1 calf’s head, cleaned with the skin on; ½ lb. lean ham, cut into strips; 1 carrot; 1 onion; 1 turnip; bunch of sweet herbs; 4 tablespoonfuls of flour and the same of butter; 1 cup of milk; 6 quarts of water; pepper and salt.
Boil the head in the water with the ham, onion, turnip, and carrot sliced, and the chopped herbs. Cover, and stew slowly until the bones fall from the meat. Take out the head; return the bones to the soup. Divide the meat into two portions; set by one to cool for present use; put the other, highly seasoned, into a large bowl, and strain half the stock over it. When cool, set on the ice for to-morrow. Chop the calf’s ears, and the less desirable parts of the meat reserved for to-day, fine, and put back upon the bones in the soup. Boil gently half an hour. Meantime, put the butter into a frying-pan, and when hot, stir in the flour. It must not get at all brown. When it is again bubbling hot, stir in a cupful of the soup; boil one minute, and pour it out to cool. Strain your soup; stir in the cooled mixture; boil up and skim, when you have seasoned quite highly; put in three or four handfuls of meat-dice cut up from the fat, gelatinous parts of the cold head; simmer to a boil; pour into the tureen, add the milk, boiling hot, and send to table.
Calf’s Liver and Bacon.
3 lbs. of fresh liver; 1 lb. of streaked bacon; juice of a lemon; 1 tablespoonful of flour, and same of butter; pepper, salt, and onion.

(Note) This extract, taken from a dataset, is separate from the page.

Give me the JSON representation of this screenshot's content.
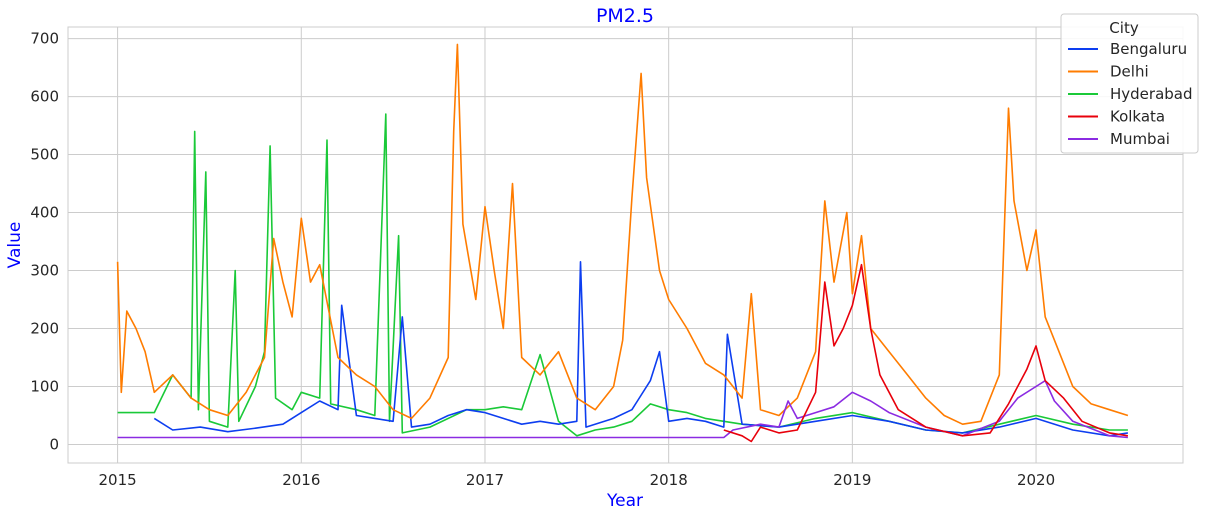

Soak the liver in cold water fifteen minutes; wipe dry, and cut in strips an inch wide, and three long. Cut as many thinner strips of bacon, and fry these three minutes in their own fat; take out and keep hot while you fry an onion—sliced—with the liver in the same fat. Salt, pepper, and dredge the liver in flour before it goes in. When it is done lay in two rows, the length of the dish, with a strip of bacon between each piece and the next. Strain the fat, and return to the pan with a cupful of hot water, the butter rubbed into the flour, and, when it has boiled up, the juice of a lemon. Pour over the liver. Pass mustard with this dish.
Breaded Egg-plant.
Slice half an inch thick, and lay in salt and water one hour, with a heavy plate on top to keep them under. Then wipe dry, dip in beaten egg, roll in cracker-crumbs, and fry in hot lard or dripping. Drain, pepper and salt them, and serve.
String-Beans.
Be doubly careful, as the season advances, to pare off the toughening fibres on both sides. Cut in short pieces; boil in hot salted water forty minutes, drain, pepper, salt, and butter.